# dryfired in error



## yellowlab (Dec 26, 2004)

future son in law accidently (didn't know any better) dry-fired my new matthews LX Bow / question: Are the limbs ruined? Please let me know ASAP Thanks


----------



## Tim Z (Jul 11, 2003)

I would most definantly have it checked out by a pro shop. Was the bow maxed out? What # was it set at?

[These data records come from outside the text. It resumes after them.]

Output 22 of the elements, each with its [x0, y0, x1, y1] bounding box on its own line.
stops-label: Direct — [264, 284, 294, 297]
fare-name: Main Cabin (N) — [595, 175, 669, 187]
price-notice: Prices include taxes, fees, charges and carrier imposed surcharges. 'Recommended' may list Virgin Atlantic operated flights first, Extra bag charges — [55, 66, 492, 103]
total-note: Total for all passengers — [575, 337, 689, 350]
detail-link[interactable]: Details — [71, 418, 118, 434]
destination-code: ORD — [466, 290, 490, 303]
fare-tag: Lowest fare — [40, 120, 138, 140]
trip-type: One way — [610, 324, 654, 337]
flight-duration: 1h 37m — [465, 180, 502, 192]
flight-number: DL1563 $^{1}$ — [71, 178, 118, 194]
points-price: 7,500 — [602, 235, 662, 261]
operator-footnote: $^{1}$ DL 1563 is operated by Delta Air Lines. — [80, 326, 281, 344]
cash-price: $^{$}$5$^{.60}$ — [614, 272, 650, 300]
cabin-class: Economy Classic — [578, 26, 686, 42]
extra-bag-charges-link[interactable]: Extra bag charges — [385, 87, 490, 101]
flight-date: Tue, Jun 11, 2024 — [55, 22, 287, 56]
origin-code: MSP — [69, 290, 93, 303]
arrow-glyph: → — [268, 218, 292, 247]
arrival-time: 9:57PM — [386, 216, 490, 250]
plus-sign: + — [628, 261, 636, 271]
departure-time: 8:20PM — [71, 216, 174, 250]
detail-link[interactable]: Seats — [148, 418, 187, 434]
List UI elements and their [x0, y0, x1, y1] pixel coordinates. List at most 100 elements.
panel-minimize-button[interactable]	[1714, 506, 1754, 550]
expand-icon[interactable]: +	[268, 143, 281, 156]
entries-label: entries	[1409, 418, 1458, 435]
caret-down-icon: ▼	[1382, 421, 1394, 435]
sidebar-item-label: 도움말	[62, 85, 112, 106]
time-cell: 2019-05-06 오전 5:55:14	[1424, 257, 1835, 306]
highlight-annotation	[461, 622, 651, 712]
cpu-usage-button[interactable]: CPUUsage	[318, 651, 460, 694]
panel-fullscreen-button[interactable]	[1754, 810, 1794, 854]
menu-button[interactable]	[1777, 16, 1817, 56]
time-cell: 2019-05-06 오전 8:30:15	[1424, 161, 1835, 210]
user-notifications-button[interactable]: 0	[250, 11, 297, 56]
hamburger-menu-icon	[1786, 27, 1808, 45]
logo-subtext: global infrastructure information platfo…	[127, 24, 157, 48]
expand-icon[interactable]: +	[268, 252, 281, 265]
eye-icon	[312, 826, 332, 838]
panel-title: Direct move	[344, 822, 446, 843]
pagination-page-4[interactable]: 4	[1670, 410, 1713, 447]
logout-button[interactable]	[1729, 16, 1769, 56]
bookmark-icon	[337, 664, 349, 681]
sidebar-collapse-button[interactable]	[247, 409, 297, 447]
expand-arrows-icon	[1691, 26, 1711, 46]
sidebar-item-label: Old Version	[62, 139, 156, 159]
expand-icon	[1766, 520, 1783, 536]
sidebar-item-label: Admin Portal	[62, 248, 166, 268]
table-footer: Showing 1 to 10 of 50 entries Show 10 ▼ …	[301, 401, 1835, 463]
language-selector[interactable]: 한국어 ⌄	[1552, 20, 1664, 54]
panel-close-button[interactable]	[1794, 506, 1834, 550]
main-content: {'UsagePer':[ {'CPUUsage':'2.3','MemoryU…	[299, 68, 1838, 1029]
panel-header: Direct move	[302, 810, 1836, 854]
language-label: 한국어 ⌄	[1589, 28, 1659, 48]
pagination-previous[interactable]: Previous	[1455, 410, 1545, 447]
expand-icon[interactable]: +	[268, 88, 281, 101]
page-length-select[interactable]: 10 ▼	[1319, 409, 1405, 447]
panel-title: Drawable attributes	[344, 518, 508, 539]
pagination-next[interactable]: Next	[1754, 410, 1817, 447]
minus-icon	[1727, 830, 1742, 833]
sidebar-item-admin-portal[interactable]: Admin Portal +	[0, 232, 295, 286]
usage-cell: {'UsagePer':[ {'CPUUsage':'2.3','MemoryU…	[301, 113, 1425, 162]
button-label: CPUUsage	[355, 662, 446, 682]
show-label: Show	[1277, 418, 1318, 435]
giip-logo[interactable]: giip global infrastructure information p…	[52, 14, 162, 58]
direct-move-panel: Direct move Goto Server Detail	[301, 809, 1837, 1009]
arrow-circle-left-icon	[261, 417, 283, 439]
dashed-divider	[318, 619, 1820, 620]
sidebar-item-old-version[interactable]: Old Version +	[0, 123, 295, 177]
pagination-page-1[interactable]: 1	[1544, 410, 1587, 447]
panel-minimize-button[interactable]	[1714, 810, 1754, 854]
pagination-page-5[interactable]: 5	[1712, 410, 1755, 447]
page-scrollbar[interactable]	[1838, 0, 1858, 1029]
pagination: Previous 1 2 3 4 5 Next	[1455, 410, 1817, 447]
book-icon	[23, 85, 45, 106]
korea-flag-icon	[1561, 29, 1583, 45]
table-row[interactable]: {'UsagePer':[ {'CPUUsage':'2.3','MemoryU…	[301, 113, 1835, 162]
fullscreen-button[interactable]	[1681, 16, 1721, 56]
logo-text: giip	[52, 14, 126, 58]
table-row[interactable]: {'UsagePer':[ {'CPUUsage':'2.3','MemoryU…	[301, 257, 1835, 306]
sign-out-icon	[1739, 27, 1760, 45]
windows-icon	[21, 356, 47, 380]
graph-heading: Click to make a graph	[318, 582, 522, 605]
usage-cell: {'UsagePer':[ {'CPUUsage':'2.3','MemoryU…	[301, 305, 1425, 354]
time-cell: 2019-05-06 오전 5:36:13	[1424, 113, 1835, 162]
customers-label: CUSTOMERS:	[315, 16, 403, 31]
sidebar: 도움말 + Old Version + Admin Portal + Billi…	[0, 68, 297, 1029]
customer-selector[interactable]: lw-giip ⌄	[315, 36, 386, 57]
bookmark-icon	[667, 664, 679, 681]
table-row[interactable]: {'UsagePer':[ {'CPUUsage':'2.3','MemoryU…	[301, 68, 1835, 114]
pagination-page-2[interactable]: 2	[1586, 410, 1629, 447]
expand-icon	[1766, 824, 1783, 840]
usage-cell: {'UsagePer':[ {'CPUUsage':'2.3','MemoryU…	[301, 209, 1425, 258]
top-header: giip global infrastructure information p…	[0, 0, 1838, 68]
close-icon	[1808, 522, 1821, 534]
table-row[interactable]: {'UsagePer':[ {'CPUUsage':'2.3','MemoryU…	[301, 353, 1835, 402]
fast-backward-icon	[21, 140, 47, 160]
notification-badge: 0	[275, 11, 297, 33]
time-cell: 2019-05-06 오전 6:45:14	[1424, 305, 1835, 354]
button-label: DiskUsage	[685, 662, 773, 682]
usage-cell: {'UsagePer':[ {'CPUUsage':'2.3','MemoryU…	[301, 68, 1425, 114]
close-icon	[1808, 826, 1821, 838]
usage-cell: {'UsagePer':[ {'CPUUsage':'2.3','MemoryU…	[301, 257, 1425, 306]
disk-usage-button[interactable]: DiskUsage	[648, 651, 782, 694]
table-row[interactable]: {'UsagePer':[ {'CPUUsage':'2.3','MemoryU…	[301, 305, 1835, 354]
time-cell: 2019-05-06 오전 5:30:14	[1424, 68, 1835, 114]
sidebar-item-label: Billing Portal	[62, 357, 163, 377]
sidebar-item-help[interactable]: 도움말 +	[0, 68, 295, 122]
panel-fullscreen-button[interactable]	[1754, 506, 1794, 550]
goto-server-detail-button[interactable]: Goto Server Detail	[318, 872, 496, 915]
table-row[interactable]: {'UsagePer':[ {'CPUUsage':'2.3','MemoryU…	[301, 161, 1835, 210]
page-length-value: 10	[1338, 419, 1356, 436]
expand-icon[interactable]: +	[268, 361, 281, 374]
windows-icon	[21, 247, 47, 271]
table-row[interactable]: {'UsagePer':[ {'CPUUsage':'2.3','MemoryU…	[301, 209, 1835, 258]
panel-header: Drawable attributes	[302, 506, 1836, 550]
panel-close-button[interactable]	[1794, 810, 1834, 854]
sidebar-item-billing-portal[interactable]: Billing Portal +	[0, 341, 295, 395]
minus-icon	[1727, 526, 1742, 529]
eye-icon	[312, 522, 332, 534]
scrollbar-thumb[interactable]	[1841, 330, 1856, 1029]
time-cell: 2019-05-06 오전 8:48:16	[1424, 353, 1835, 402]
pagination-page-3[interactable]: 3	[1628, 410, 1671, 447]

Or you could always make the soon to be get you a NEW one, I am sure he is still in the impress the new father-in-law stage.


----------



## parkerbows (Oct 27, 2004)

Most new bows these days wont be damaged by a dry fire. Did you have stabilizer string leeches and limb savers on it they will all help a little?
I had someone do it to my bow once that was 1995 and it never had a problem. the nock flew off, that was about it.


----------



## CA_Rcher12 (Oct 28, 2004)

Without question, you should check it out. Chances are, your bow is OK. Some companies even do dry fire tests on their bows.


----------



## Kitsap (Dec 24, 2002)

*No Big Deal....*

I know that this goes against commonly accepted teachings but it is a pretty sorry bow design that cannot take a few dry fires without ill effects. Standard design practice for any dynamic structure is to assume that at some point it will be abused and that therefore the design must be able to absorb that abuse without problem. Don't get into the habit of dry firing the bow or you will eventually develop problems. For this one time, however, just give the bow a close visual examination at the normal discontinuities (connections, notches ect.) and that should be enough. Hope you didn't call your future son-in-law too many harsh names.....


----------



## *red-ranger* (Nov 14, 2004)

*son in law*

1st mistake you made was to let him handle it
2nd mistake calling him son-in-law
and hopefully not the 3rd mistake taking him hunting with you 

lol bow should be fine but strighten his a__ out


----------



## TimClark (Sep 25, 2004)

I would bring the bow to a local pro-shop tell them what happened, and they will check out the bow, if there is anything wrong, it is probably the axles, washers, or one other thing but I can't exactly remember right now.


----------



## TJ Mason (Mar 25, 2004)

The limbs are unlikely to be damaged, but there may be some damage to the string and/or cables. You might notice a little bit of fuzziness on them. Don't worry about it too much, but (of course) get it checked over.


----------



## Hornet1022 (Nov 10, 2004)

I've seen my buddy's wife dryfire her's at least ten times. Always thought she had an arrow in but didn't. Bow's fine, all it did was take all the stretch out of her strings.


----------